Copper, nickel buck trend

Despite the downward trend in several base metals, copper and nickel continued to hold steady across Europe, with delivered-Germany premiums for copper even rising.

“Copper is doing its own thing and going in the opposite direction,” the second trader told Fastmarkets. “The consumers there seem to know that the market is really tight and are taking action, but in other markets [people] are shying away.
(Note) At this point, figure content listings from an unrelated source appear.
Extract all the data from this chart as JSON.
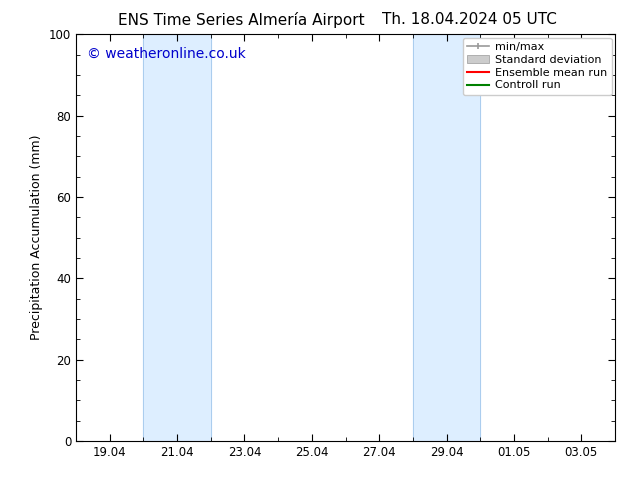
{
  "title_left": "ENS Time Series Almería Airport",
  "title_right": "Th. 18.04.2024 05 UTC",
  "ylabel": "Precipitation Accumulation (mm)",
  "watermark": "© weatheronline.co.uk",
  "watermark_color": "#0000cc",
  "bg_color": "#ffffff",
  "plot_bg_color": "#ffffff",
  "ylim": [
    0,
    100
  ],
  "yticks": [
    0,
    20,
    40,
    60,
    80,
    100
  ],
  "xtick_labels": [
    "19.04",
    "21.04",
    "23.04",
    "25.04",
    "27.04",
    "29.04",
    "01.05",
    "03.05"
  ],
  "xtick_positions": [
    1,
    3,
    5,
    7,
    9,
    11,
    13,
    15
  ],
  "xlim": [
    0,
    16
  ],
  "shaded_bands": [
    {
      "xstart": 2,
      "xend": 4,
      "color": "#ddeeff",
      "edgecolor": "#aaccee"
    },
    {
      "xstart": 10,
      "xend": 12,
      "color": "#ddeeff",
      "edgecolor": "#aaccee"
    }
  ],
  "legend_entries": [
    {
      "label": "min/max",
      "color": "#999999",
      "style": "line_with_cap"
    },
    {
      "label": "Standard deviation",
      "color": "#cccccc",
      "style": "bar"
    },
    {
      "label": "Ensemble mean run",
      "color": "#ff0000",
      "style": "line"
    },
    {
      "label": "Controll run",
      "color": "#008000",
      "style": "line"
    }
  ],
  "spine_color": "#000000",
  "tick_color": "#000000",
  "font_family": "DejaVu Sans",
  "title_fontsize": 11,
  "axis_label_fontsize": 9,
  "tick_fontsize": 8.5,
  "watermark_fontsize": 10,
  "legend_fontsize": 8
}
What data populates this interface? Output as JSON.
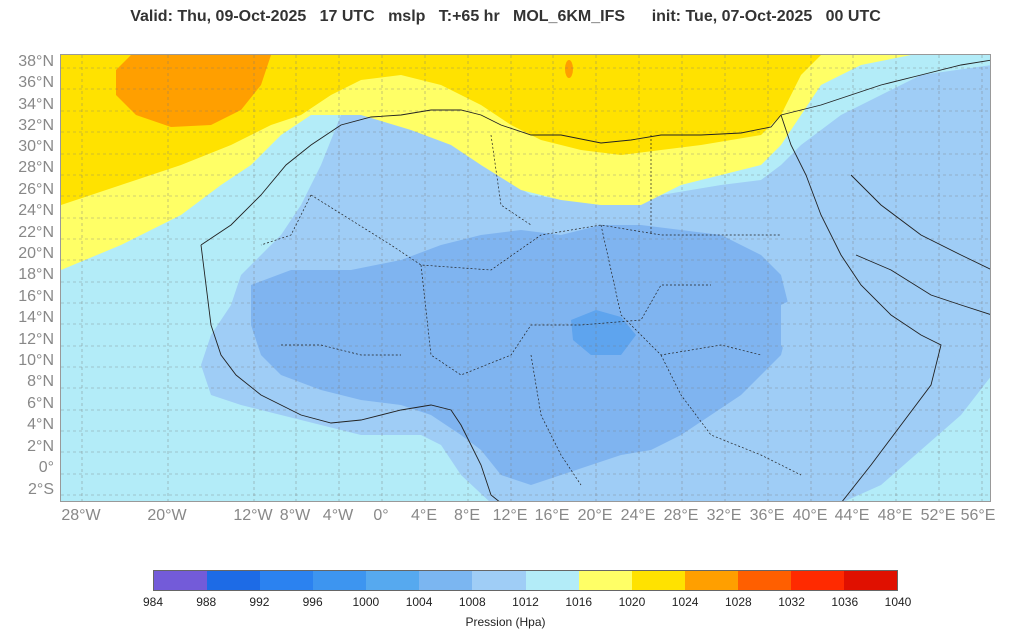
{
  "header": {
    "title": "Valid: Thu, 09-Oct-2025   17 UTC   mslp   T:+65 hr   MOL_6KM_IFS      init: Tue, 07-Oct-2025   00 UTC"
  },
  "map": {
    "lat_labels": [
      "38°N",
      "36°N",
      "34°N",
      "32°N",
      "30°N",
      "28°N",
      "26°N",
      "24°N",
      "22°N",
      "20°N",
      "18°N",
      "16°N",
      "14°N",
      "12°N",
      "10°N",
      "8°N",
      "6°N",
      "4°N",
      "2°N",
      "0°",
      "2°S"
    ],
    "lon_labels": [
      "28°W",
      "20°W",
      "12°W",
      "8°W",
      "4°W",
      "0°",
      "4°E",
      "8°E",
      "12°E",
      "16°E",
      "20°E",
      "24°E",
      "28°E",
      "32°E",
      "36°E",
      "40°E",
      "44°E",
      "48°E",
      "52°E",
      "56°E"
    ],
    "lat_range": [
      -3,
      38.5
    ],
    "lon_range": [
      -30,
      57
    ],
    "variable": "mslp",
    "colors": {
      "c1008": "#9fcdf6",
      "c1004": "#7fb4f0",
      "c1000": "#5ea4ee",
      "c1012": "#b3ecf8",
      "c1016": "#ffff66",
      "c1020": "#ffe200",
      "c1024": "#ff9f00",
      "grid": "#7a7a7a",
      "border": "#222222"
    }
  },
  "colorbar": {
    "ticks": [
      "984",
      "988",
      "992",
      "996",
      "1000",
      "1004",
      "1008",
      "1012",
      "1016",
      "1020",
      "1024",
      "1028",
      "1032",
      "1036",
      "1040"
    ],
    "colors": [
      "#735bd9",
      "#1d6be6",
      "#2b82f0",
      "#3d95f0",
      "#56a9ef",
      "#7bb6f1",
      "#9fcdf6",
      "#b3ecf8",
      "#ffff66",
      "#ffe200",
      "#ff9f00",
      "#ff5f00",
      "#ff2a00",
      "#e01000"
    ],
    "label": "Pression (Hpa)"
  }
}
For other metals, people have shipped [material] into Europe, but with copper, no-one has [brought in material] in big volumes so it’s a different situation.”

The copper market in Europe has shown persistent tightness since the Russian invasion of Ukraine on February 24, when many companies began to ‘self-sanction’ against trading in Russia-origin material, despite there being no official sanctions yet imposed on Russian copper producers such as Nornickel.

Copper premiums in Europe, therefore, remained at record highs, with delivered-Germany premiums moving upward because of further increases in road haulage costs.

Fastmarkets assessed the copper grade A cathode premium, delivered Germany, at $170-200 per tonne on June 14, its highest level since Fastmarkets began assessing the price in 2017.

Similarly, the current tightness in the nickel market has kept premiums well supported in the short term, although participants told Fastmarkets that there has been a divergence in the market between the premium assessments for nickel products, especially 4×4 cathodes and nickel briquettes.

But in those markets which still had support from the fundamentals, participants said that bearish sentiment has begun to emerge.

“While there hasn’t been much weakness so far [in nickel],” a final trader said, “there is definitely a bearish tone building.”